Todd Sentell: I have one trainer, and I’m pleased to say it’s Christian Steele, a retired professional, and he’s enormously helpful and encouraging. I’m a member of Delgado Boxing in Sandy Springs and train and spar and work out there nearly every day the club is open. I really appreciate the camaraderie there.
AtlantaFights.com: What do you make of your opponent?
Todd Sentell: My opponent is Geoffrey Robbins, and I know he’s 49 years old. I’ve met and talked to Geoffrey at the CFN press conference and at the photo shoot. I know he’s a great guy, but don’t know a darn thing about his fighting style, although I know he’s a CFN veteran. In a way that’s good for me, because that forces me to train and plan for any and all boxing scenarios, which I’ve been doing at a highly intense level.
AtlantaFights.com: Are you going to have a strategy for Geoffrey?

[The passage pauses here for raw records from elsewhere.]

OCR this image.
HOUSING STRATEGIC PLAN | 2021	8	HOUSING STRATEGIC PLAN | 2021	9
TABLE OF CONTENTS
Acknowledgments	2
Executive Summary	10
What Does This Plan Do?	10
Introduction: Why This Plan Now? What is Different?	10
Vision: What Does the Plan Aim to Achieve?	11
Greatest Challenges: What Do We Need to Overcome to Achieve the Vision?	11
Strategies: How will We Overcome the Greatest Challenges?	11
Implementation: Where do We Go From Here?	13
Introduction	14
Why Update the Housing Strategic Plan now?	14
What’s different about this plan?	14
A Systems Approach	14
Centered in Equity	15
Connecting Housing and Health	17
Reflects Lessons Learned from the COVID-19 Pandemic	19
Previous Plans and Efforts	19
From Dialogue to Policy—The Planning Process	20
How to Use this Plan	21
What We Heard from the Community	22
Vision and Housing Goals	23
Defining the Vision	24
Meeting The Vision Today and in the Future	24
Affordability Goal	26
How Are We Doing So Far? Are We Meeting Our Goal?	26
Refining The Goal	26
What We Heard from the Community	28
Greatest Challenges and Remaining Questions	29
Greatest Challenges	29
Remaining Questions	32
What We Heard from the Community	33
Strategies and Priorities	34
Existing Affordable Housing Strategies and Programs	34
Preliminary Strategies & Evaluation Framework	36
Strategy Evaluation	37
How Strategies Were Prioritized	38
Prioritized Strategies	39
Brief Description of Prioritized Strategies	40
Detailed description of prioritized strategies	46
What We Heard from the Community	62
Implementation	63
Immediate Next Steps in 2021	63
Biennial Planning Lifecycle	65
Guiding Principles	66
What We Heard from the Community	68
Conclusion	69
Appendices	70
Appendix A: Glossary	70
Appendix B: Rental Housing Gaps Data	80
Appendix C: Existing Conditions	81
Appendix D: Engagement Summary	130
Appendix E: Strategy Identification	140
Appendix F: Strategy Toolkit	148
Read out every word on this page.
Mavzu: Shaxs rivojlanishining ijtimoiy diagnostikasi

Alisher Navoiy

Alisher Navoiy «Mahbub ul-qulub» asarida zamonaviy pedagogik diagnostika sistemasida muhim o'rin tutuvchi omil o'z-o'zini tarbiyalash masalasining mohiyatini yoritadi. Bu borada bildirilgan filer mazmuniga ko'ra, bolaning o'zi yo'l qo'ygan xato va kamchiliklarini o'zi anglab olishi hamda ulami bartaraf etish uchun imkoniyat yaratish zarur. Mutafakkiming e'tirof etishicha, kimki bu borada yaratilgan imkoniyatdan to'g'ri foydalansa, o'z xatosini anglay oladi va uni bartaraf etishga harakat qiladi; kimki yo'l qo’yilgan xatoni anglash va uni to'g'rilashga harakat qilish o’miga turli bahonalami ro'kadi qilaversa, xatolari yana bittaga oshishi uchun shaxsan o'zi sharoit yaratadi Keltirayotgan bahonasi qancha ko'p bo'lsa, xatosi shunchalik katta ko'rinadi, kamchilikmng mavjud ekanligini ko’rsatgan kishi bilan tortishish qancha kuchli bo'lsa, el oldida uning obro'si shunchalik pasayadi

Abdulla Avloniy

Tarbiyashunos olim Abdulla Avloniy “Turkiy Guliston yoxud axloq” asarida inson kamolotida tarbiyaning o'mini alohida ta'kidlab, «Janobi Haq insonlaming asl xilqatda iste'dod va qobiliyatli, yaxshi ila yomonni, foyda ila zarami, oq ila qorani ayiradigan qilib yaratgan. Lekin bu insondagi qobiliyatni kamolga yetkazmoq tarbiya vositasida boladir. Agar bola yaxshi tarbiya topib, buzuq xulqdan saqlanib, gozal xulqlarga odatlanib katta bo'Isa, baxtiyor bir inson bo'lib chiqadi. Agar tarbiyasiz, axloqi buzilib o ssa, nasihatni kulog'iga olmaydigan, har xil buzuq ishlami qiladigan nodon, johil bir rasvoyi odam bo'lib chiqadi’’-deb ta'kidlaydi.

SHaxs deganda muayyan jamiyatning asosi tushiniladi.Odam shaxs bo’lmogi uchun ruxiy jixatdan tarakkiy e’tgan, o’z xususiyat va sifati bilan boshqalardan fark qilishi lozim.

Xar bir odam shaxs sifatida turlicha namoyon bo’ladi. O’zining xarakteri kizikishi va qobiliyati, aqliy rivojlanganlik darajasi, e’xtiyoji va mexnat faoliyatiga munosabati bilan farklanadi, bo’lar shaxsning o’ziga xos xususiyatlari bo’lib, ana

Todd Sentell: Yes … you always have a plan for any sparring or for any match. But I can’t tell you here, because Geoffrey might be reading this interview! Just kidding. I plan to box … and I’m sure he does, too … and that means you mix in fighting offense and defense and quickness and strategy every second of the round. Every second. No matter how exhausted you might get. It’s no more complicated than that. You’re up there, in an amateur match, to score points through skill and thinking, not to knock the guy out.
AtlantaFights.com: What should fans expect out of you on October 21st?
Todd Sentell: They’ll see two, super fit, middle-aged guys up there who enjoy the sport and what it does to improve your body and mind. They’ll be inspired. They’ll be rewarded with probably the best match of the night!